52. Which of the following computer-assisted auditing techniques processes client input data on a controlled program
under the auditor's control to test controls in the computer system?
a. Test data.
b. Review of program logic.
c. Integrated test facility.
d. Parallel simulation.

53. Which of the following methods of testing application controls utilizes a generalized audit software package prepared
by the auditors?
a. Parallel simulation.
b. Integrated testing facility approach.
c. Test data approach.
d. Exception report tests.

54. A hacking tool is an example of which of the following?

a. A data-oriented computer-assisted audit technique
b. An access internal control
c. A key component of a systems control audit review file
d. A system-oriented computer-assisted audit technique

Auditing around the Computer (Black-box approach)

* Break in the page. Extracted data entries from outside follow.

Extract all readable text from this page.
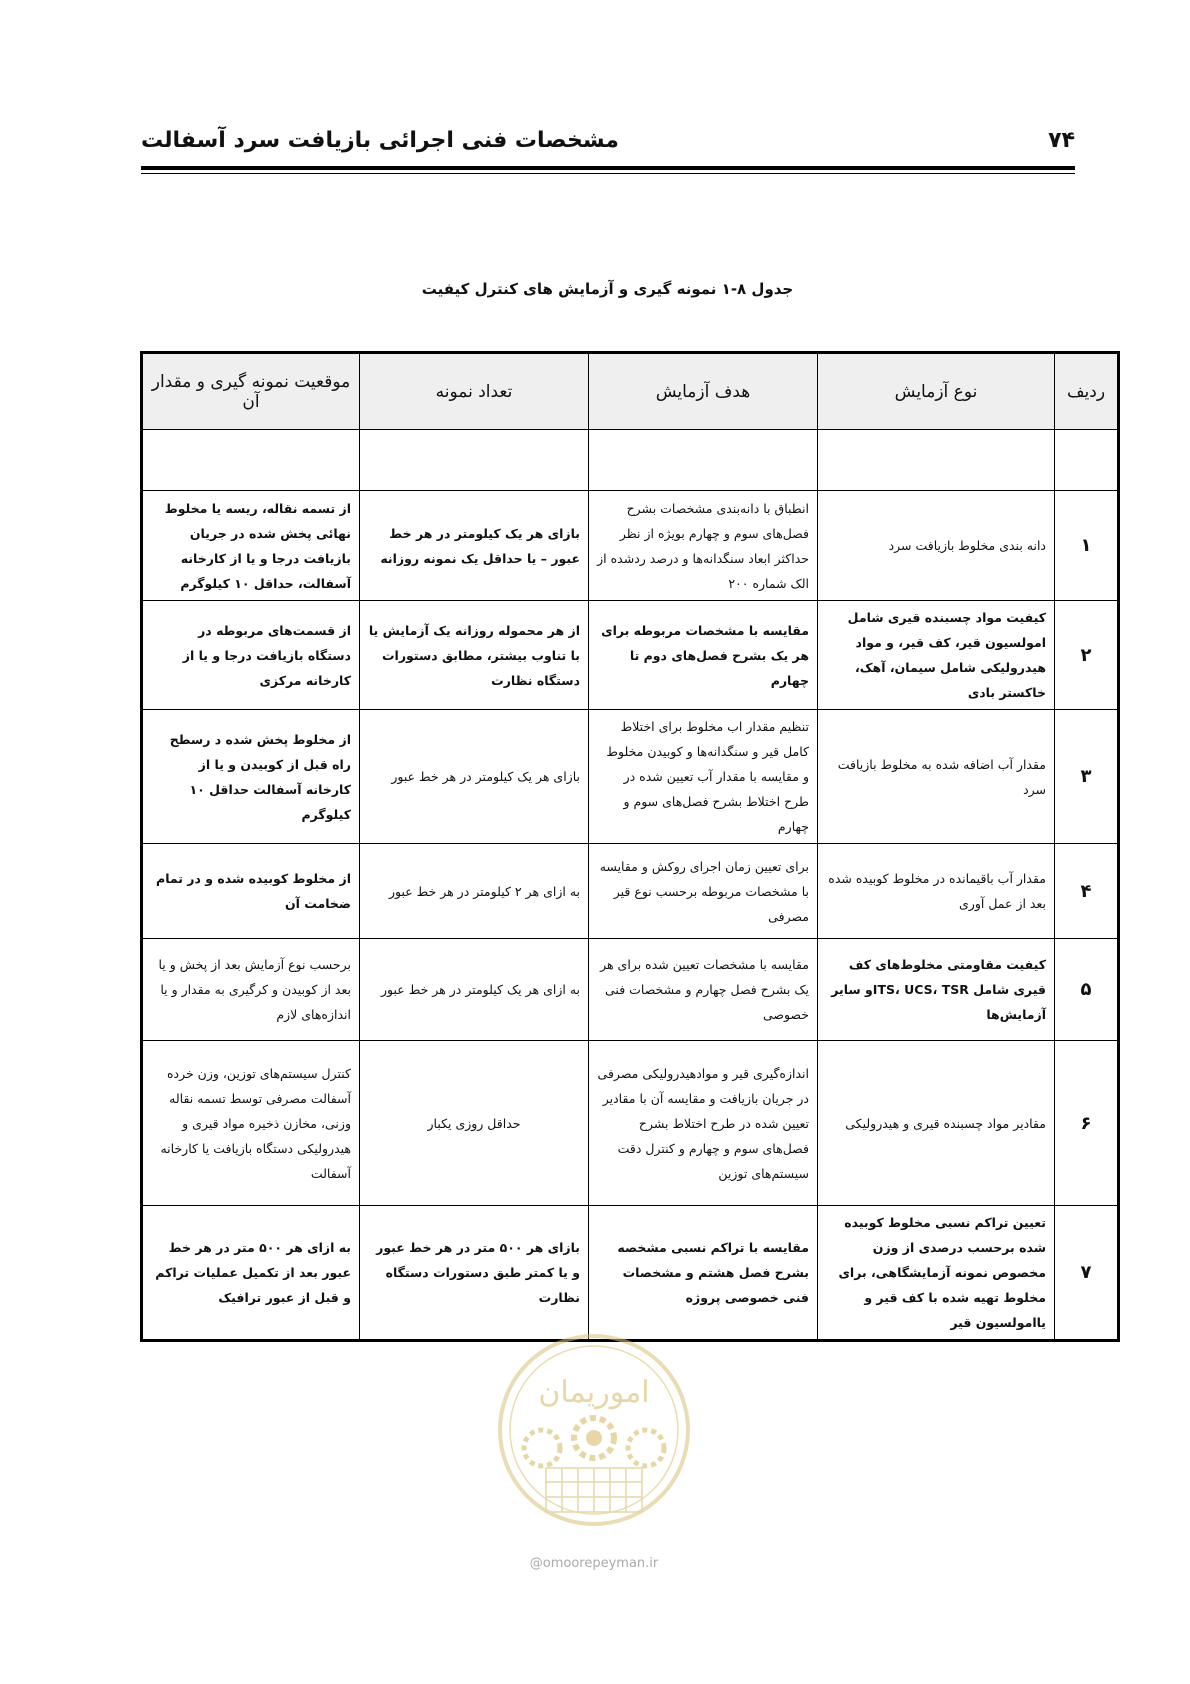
۷۴
مشخصات فنی اجرائی بازیافت سرد آسفالت
جدول ۸-۱ نمونه گیری و آزمایش های کنترل کیفیت
ردیف	نوع آزمایش	هدف آزمایش	تعداد نمونه	موقعیت نمونه گیری و مقدار آن

۱	دانه بندی مخلوط بازیافت سرد	انطباق با دانه‌بندی مشخصات بشرح فصل‌های سوم و چهارم بویژه از نظر حداکثر ابعاد سنگدانه‌ها و درصد ردشده از الک شماره ۲۰۰	بازای هر یک کیلومتر در هر خط عبور – یا حداقل یک نمونه روزانه	از تسمه نقاله، ریسه یا مخلوط نهائی پخش شده در جریان بازیافت درجا و یا از کارخانه آسفالت، حداقل ۱۰ کیلوگرم
۲	کیفیت مواد چسبنده قیری شامل امولسیون قیر، کف قیر، و مواد هیدرولیکی شامل سیمان، آهک، خاکستر بادی	مقایسه با مشخصات مربوطه برای هر یک بشرح فصل‌های دوم تا چهارم	از هر محموله روزانه یک آزمایش یا با تناوب بیشتر، مطابق دستورات دستگاه نظارت	از قسمت‌های مربوطه در دستگاه بازیافت درجا و یا از کارخانه مرکزی
۳	مقدار آب اضافه شده به مخلوط بازیافت سرد	تنظیم مقدار اب مخلوط برای اختلاط کامل قیر و سنگدانه‌ها و کوبیدن مخلوط و مقایسه با مقدار آب تعیین شده در طرح اختلاط بشرح فصل‌های سوم و چهارم	بازای هر یک کیلومتر در هر خط عبور	از مخلوط پخش شده د رسطح راه قبل از کوبیدن و یا از کارخانه آسفالت حداقل ۱۰ کیلوگرم
۴	مقدار آب باقیمانده در مخلوط کوبیده شده بعد از عمل آوری	برای تعیین زمان اجرای روکش و مقایسه با مشخصات مربوطه برحسب نوع قیر مصرفی	به ازای هر ۲ کیلومتر در هر خط عبور	از مخلوط کوبیده شده و در تمام ضخامت آن
۵	کیفیت مقاومتی مخلوط‌های کف قیری شامل ITS، UCS، TSRو سایر آزمایش‌ها	مقایسه با مشخصات تعیین شده برای هر یک بشرح فصل چهارم و مشخصات فنی خصوصی	به ازای هر یک کیلومتر در هر خط عبور	برحسب نوع آزمایش بعد از پخش و یا بعد از کوبیدن و کرگیری به مقدار و یا اندازه‌های لازم
۶	مقادیر مواد چسبنده قیری و هیدرولیکی	اندازه‌گیری قیر و موادهیدرولیکی مصرفی در جریان بازیافت و مقایسه آن با مقادیر تعیین شده در طرح اختلاط بشرح فصل‌های سوم و چهارم و کنترل دقت سیستم‌های توزین	حداقل روزی یکبار	کنترل سیستم‌های توزین، وزن خرده آسفالت مصرفی توسط تسمه نقاله وزنی، مخازن ذخیره مواد قیری و هیدرولیکی دستگاه بازیافت یا کارخانه آسفالت
۷	تعیین تراکم نسبی مخلوط کوبیده شده برحسب درصدی از وزن مخصوص نمونه آزمایشگاهی، برای مخلوط تهیه شده با کف قیر و یاامولسیون قیر	مقایسه با تراکم نسبی مشخصه بشرح فصل هشتم و مشخصات فنی خصوصی پروژه	بازای هر ۵۰۰ متر در هر خط عبور و یا کمتر طبق دستورات دستگاه نظارت	به ازای هر ۵۰۰ متر در هر خط عبور بعد از تکمیل عملیات تراکم و قبل از عبور ترافیک
اموریمان
@omoorepeyman.ir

55. Auditing by testing the input and output of a computer system--i.e., auditing "around" the computer--instead of the
computer software itself will
a. Not detect program errors that do not appear in the output sampled.
b. Detect all program errors, regardless of the nature of the output.
c. Provide the auditor with the same type of evidence.
d. Not provide the auditor with confidence in the results of the auditing procedures.

56. When auditors consider only non-IT controls in assessing control risk, it is known as:
a. The single-stage audit.
b. The test deck approach.
c. Auditing around the computer.
d. Generalized audit software (GAS).